The good news first – that there’s a scheme at all, and that there’s funding at all. As senior ESRC staff are quick to point out, the research councils did well to get a ‘flat cash’ settlement in the comprehensive spending review. It could be much, much worse. Another piece of good news, I think, has been the merger of the old ‘First Grants Scheme’ and the ‘Post-doctoral Fellowship’ scheme. The problem with the PDF was that those who had a permanent academic contract could not apply. I don’t know about other disciplines, but in Business and Management, I think it’s fair to say that most of the best and brightest career young researchers would be snapped up. Now, it’s possible that some of the best and brightest might have turned down a permanent academic (research and teaching) contract for a year or so of concentrated research time, but that would be a brave move. So I wonder if the ESRC ended up funding the best of the best who didn’t get permanent jobs – but perhaps that’s unfair.
So… limitations of the old PDF scheme and reduced budgets make a consolidated scheme seem sensible. But the change in emphasis is clear even from the language. The clue’s in the name – with the old ‘First Grants Scheme’, it was about outstanding career young researchers with outstanding ideas who hadn’t yet had a chance to be PI on their own project. Make no mistake – it was always very competitive, and before the ESRC introduced an outline stage, the success rates were lower than for the late lamented Small Grants Scheme. But ‘Future Research Leaders’ strikes a rather different note. When I first heard the name I thought this marked a shift from the a broad scheme, to a much more narrow, much more elitist one. And that’s been confirmed by the call specification.
“We expect to see only a limited number of outline applications from a single research organisation; only bids from outstanding individuals, with the potential in Research Excellence Framework terms to become the 4* researchers of the future, should be submitted through this call”
And there are other limitations too. If I remember rightly, the old FGS eligibility rules were for seven years post-PhD. With FRL, we’re down to four years. Add in the fact that there was no call last year because of the Comprehensive Spending Review, and it’s obvious that a whole cohort of early career researchers will miss out on this opportunity. The only people who should be applying are those sitting right at the centre of a Venn Diagram of demonstrable 4* potential, post-doc experience eligibility, and having an absolutely first class outstanding project. Anyone else looking at this call, frankly, is wasting their time.

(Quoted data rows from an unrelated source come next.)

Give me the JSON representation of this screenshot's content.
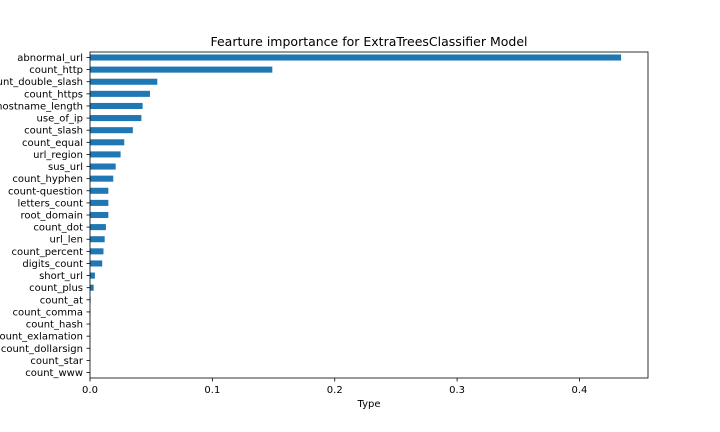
{
  "chart_data": {
    "type": "bar",
    "orientation": "horizontal",
    "title": "Fearture importance for ExtraTreesClassifier Model",
    "xlabel": "Type",
    "ylabel": "",
    "xlim": [
      0,
      0.456
    ],
    "xticks": [
      "0.0",
      "0.1",
      "0.2",
      "0.3",
      "0.4"
    ],
    "xtick_values": [
      0,
      0.1,
      0.2,
      0.3,
      0.4
    ],
    "grid": false,
    "legend": "none",
    "bar_color": "#1f77b4",
    "categories": [
      "abnormal_url",
      "count_http",
      "count_double_slash",
      "count_https",
      "hostname_length",
      "use_of_ip",
      "count_slash",
      "count_equal",
      "url_region",
      "sus_url",
      "count_hyphen",
      "count-question",
      "letters_count",
      "root_domain",
      "count_dot",
      "url_len",
      "count_percent",
      "digits_count",
      "short_url",
      "count_plus",
      "count_at",
      "count_comma",
      "count_hash",
      "count_exlamation",
      "count_dollarsign",
      "count_star",
      "count_www"
    ],
    "values": [
      0.434,
      0.149,
      0.055,
      0.049,
      0.043,
      0.042,
      0.035,
      0.028,
      0.025,
      0.021,
      0.019,
      0.015,
      0.015,
      0.015,
      0.013,
      0.012,
      0.011,
      0.01,
      0.004,
      0.003,
      0.0005,
      0.0003,
      0.0003,
      0.0002,
      0.0002,
      0.0001,
      0.0001
    ]
  }
}
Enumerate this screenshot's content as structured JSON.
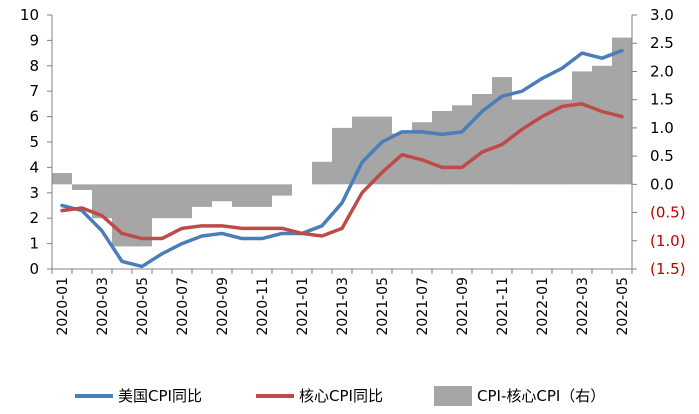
{
  "chart_data": {
    "type": "bar+line",
    "categories": [
      "2020-01",
      "2020-02",
      "2020-03",
      "2020-04",
      "2020-05",
      "2020-06",
      "2020-07",
      "2020-08",
      "2020-09",
      "2020-10",
      "2020-11",
      "2020-12",
      "2021-01",
      "2021-02",
      "2021-03",
      "2021-04",
      "2021-05",
      "2021-06",
      "2021-07",
      "2021-08",
      "2021-09",
      "2021-10",
      "2021-11",
      "2021-12",
      "2022-01",
      "2022-02",
      "2022-03",
      "2022-04",
      "2022-05"
    ],
    "x_tick_labels": [
      "2020-01",
      "2020-03",
      "2020-05",
      "2020-07",
      "2020-09",
      "2020-11",
      "2021-01",
      "2021-03",
      "2021-05",
      "2021-07",
      "2021-09",
      "2021-11",
      "2022-01",
      "2022-03",
      "2022-05"
    ],
    "left_axis": {
      "min": 0,
      "max": 10,
      "ticks": [
        "0",
        "1",
        "2",
        "3",
        "4",
        "5",
        "6",
        "7",
        "8",
        "9",
        "10"
      ]
    },
    "right_axis": {
      "min": -1.5,
      "max": 3.0,
      "ticks": [
        "(1.5)",
        "(1.0)",
        "(0.5)",
        "0.0",
        "0.5",
        "1.0",
        "1.5",
        "2.0",
        "2.5",
        "3.0"
      ]
    },
    "series": [
      {
        "name": "美国CPI同比",
        "type": "line",
        "axis": "left",
        "color": "#4a7ebb",
        "values": [
          2.5,
          2.3,
          1.5,
          0.3,
          0.1,
          0.6,
          1.0,
          1.3,
          1.4,
          1.2,
          1.2,
          1.4,
          1.4,
          1.7,
          2.6,
          4.2,
          5.0,
          5.4,
          5.4,
          5.3,
          5.4,
          6.2,
          6.8,
          7.0,
          7.5,
          7.9,
          8.5,
          8.3,
          8.6
        ]
      },
      {
        "name": "核心CPI同比",
        "type": "line",
        "axis": "left",
        "color": "#be4b48",
        "values": [
          2.3,
          2.4,
          2.1,
          1.4,
          1.2,
          1.2,
          1.6,
          1.7,
          1.7,
          1.6,
          1.6,
          1.6,
          1.4,
          1.3,
          1.6,
          3.0,
          3.8,
          4.5,
          4.3,
          4.0,
          4.0,
          4.6,
          4.9,
          5.5,
          6.0,
          6.4,
          6.5,
          6.2,
          6.0
        ]
      },
      {
        "name": "CPI-核心CPI（右）",
        "type": "bar",
        "axis": "right",
        "color": "#a6a6a6",
        "values": [
          0.2,
          -0.1,
          -0.6,
          -1.1,
          -1.1,
          -0.6,
          -0.6,
          -0.4,
          -0.3,
          -0.4,
          -0.4,
          -0.2,
          0.0,
          0.4,
          1.0,
          1.2,
          1.2,
          0.9,
          1.1,
          1.3,
          1.4,
          1.6,
          1.9,
          1.5,
          1.5,
          1.5,
          2.0,
          2.1,
          2.6
        ]
      }
    ],
    "grid": false,
    "legend_position": "bottom"
  },
  "legend": {
    "item1": "美国CPI同比",
    "item2": "核心CPI同比",
    "item3": "CPI-核心CPI（右）"
  }
}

While I’m not sure about the eligibility rule changes, did anyone really think that those getting funding through this scheme or its predecessors weren’t the 4*ers of the future? Perhaps this is just an example of the ESRC being more up front about its funding criteria – or, better – what it actually takes to get funding through this call. But I do think that the current social science research funding landscape has very serious problems. Yes, let’s encourage the 4*s of the future, but we also need 3*s, and even 2*s and 1*s, both in their own right, and to properly exploit, comment upon, and explore the implications and applications of 4* research. But the dysfunction of the funding landscape is a topic for another blog.
But….. no-one can accuse the ESRC of not being absolutely up front about this. And it’s not hard to see why. With no call for two years, other funding sources drying up, institutional hunger for attracting research funding, rising teaching loads across the sector, and promotion incentives for grant getting, there was a real danger of the ESRC drowning in a tidal wave of applications. In many ways, this is the first test of the ESRC’s “demand management” request for institutions to self-regulate. Let’s see if we’re capable.